In a 2010 report, the military announced that over 9 million potential military recruits are considered physically unfit to serve due to overweight and obese conditions. And between ’95 and 2008 there was a 70 percent increase in military recruits who failed their physical exam because they were overweight.
Now, lest you think that this has a cost that’s intangible, it has a real cost. It’s about $50,000 to train each new recruit. And when you lose, as we did, 1,200 first-term enlistees every year, that adds up to some real money, $60 million. This is a national security issue.
We’re not saying there are good foods and bad foods. It’s about portion size; it’s about moderation. And I think especially with my own children, if I start making foods prohibited, then they become very attractive.
I go to so many forums around the country on this issue where I hear that eating healthy is too expensive. The new dietary guidelines for Americans say that half of your plate should be fruits and vegetables, and people say, “Oh, I can’t afford that.”
Well, that’s actually not true. The Economic Research Service of USDA puts out reports on the cost of fruits and vegetables.They looked at 153 commonly consumed fresh and processed fruits and vegetables. The average price ranged from less than 20 cents to $2.
Now, if you want to have raspberries around this time of year, that’s the one that’s on the high end. But you can get pinto beans for 13 cents a cup, carrots for 25 cents a cup. Bananas, melons, oranges, watermelon — all around that 20- to-35-cents-a-cup equivalent.
I’ve spent the last four years coaching kids. Everything we’re talking about here today, the intersection of government and parenting, comes home every practice, three nights a week every fall. I watch these young boys mature and either do the right thing or do the wrong thing, watch the parents either involved or not involved, watch the kids mature with regard to manners and discipline and eating habits, or not. So, it just comes down tonot primarily government, but how we raise our kids and the commitments we make every day as individuals, as parents, to give to our kids on a daily basis.

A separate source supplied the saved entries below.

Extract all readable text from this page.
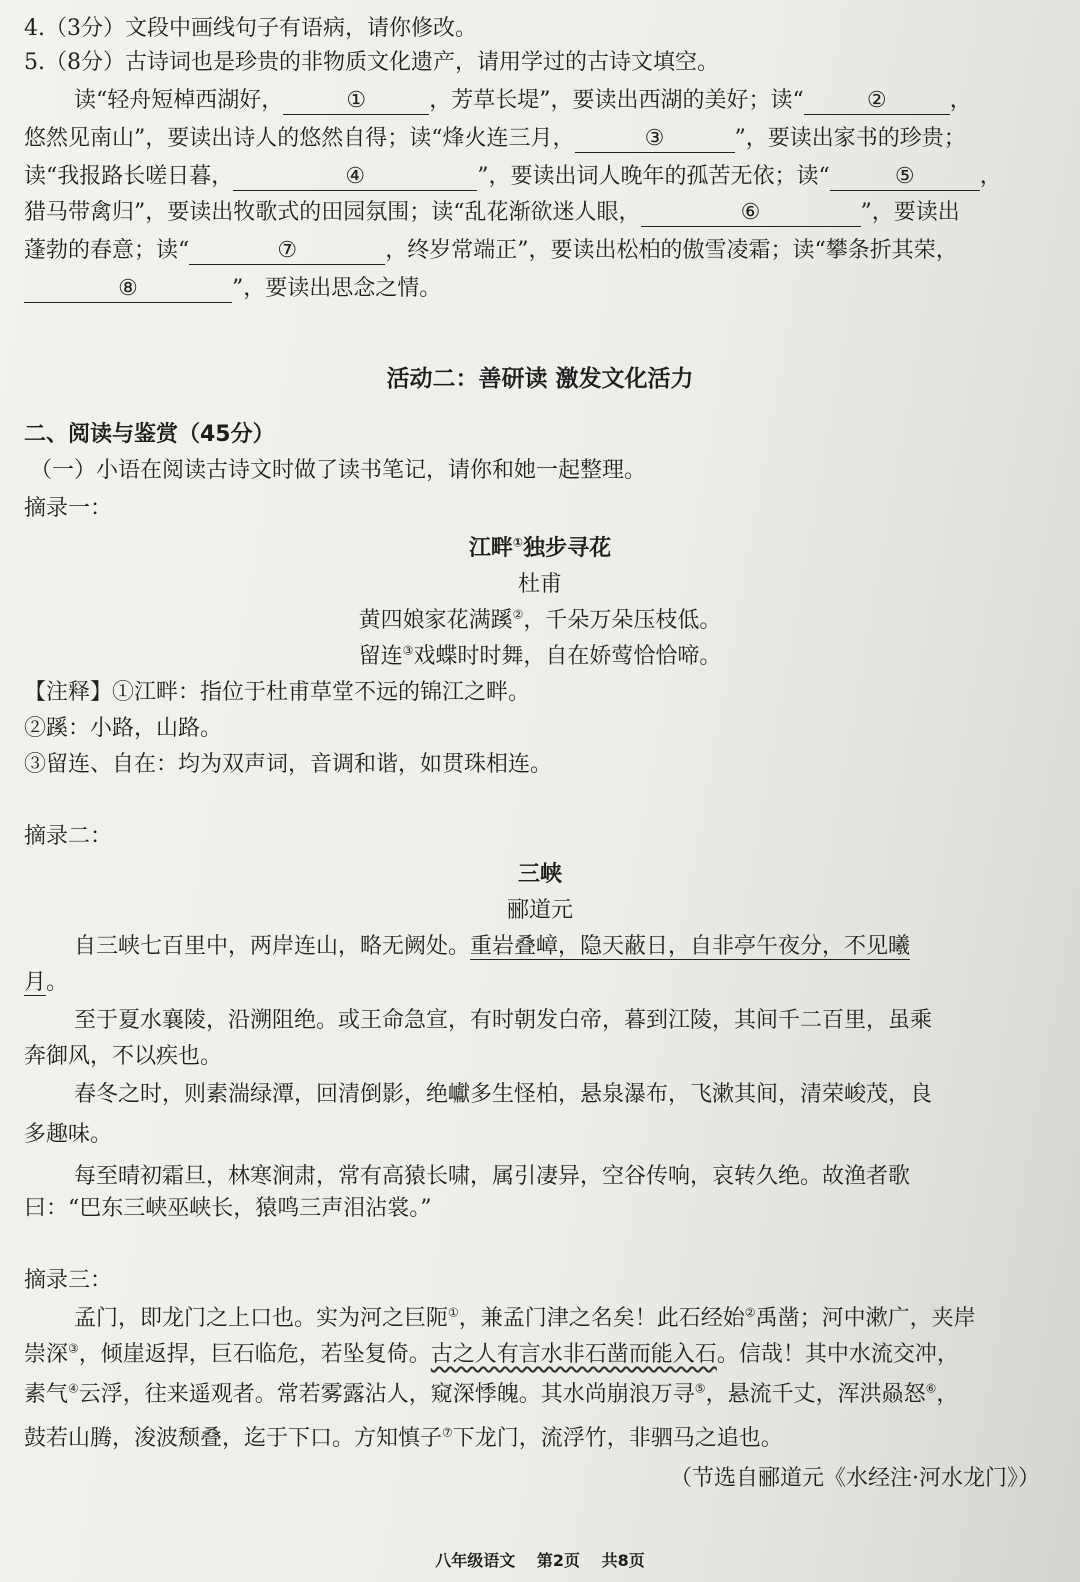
4.（3分）文段中画线句子有语病，请你修改。
5.（8分）古诗词也是珍贵的非物质文化遗产，请用学过的古诗文填空。
读“轻舟短棹西湖好，	①	，芳草长堤”，要读出西湖的美好；读“	②	，
悠然见南山”，要读出诗人的悠然自得；读“烽火连三月，	③	”，要读出家书的珍贵；
读“我报路长嗟日暮，	④	”，要读出词人晚年的孤苦无依；读“	⑤	，
猎马带禽归”，要读出牧歌式的田园氛围；读“乱花渐欲迷人眼，	⑥	”，要读出
蓬勃的春意；读“	⑦	，终岁常端正”，要读出松柏的傲雪凌霜；读“攀条折其荣，
⑧	”，要读出思念之情。
活动二：善研读 激发文化活力
二、阅读与鉴赏（45分）
（一）小语在阅读古诗文时做了读书笔记，请你和她一起整理。
摘录一：
江畔①独步寻花
杜甫
黄四娘家花满蹊②，千朵万朵压枝低。
留连③戏蝶时时舞，自在娇莺恰恰啼。
【注释】①江畔：指位于杜甫草堂不远的锦江之畔。
②蹊：小路，山路。
③留连、自在：均为双声词，音调和谐，如贯珠相连。
摘录二：
三峡
郦道元
自三峡七百里中，两岸连山，略无阙处。重岩叠嶂，隐天蔽日，自非亭午夜分，不见曦
月。
至于夏水襄陵，沿溯阻绝。或王命急宣，有时朝发白帝，暮到江陵，其间千二百里，虽乘
奔御风，不以疾也。
春冬之时，则素湍绿潭，回清倒影，绝巘多生怪柏，悬泉瀑布，飞漱其间，清荣峻茂，良
多趣味。
每至晴初霜旦，林寒涧肃，常有高猿长啸，属引凄异，空谷传响，哀转久绝。故渔者歌
曰：“巴东三峡巫峡长，猿鸣三声泪沾裳。”
摘录三：
孟门，即龙门之上口也。实为河之巨阨①，兼孟门津之名矣！此石经始②禹凿；河中漱广，夹岸
崇深③，倾崖返捍，巨石临危，若坠复倚。古之人有言水非石凿而能入石。信哉！其中水流交冲，
素气④云浮，往来遥观者。常若雾露沾人，窥深悸魄。其水尚崩浪万寻⑤，悬流千丈，浑洪赑怒⑥，
鼓若山腾，浚波颓叠，迄于下口。方知慎子⑦下龙门，流浮竹，非驷马之追也。
（节选自郦道元《水经注·河水龙门》）
八年级语文 第2页 共8页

I can tell you firsthand my sons go to a school up in Upper Northwest, and we have a garden. And we did the harvest, the most amazing thing happened, I saw a little kindergartner eating a radish. And I went up to her and I said, “You know, isn’t that radish a little spicy?” And she looked at me and she said, “Ms. Robin, I grew that radish. That is my radish, and I’m going to eat that radish.” And so, just in that moment there was a light bulb in my head just saying, “If we had more gardens in schools, if we have more opportunities for kids to get their hands dirty in the dirt, I think that they’re going to eating more fruits and vegetables because they feel some type of ownership.” And that’s not a mandate. That is just an opportunity.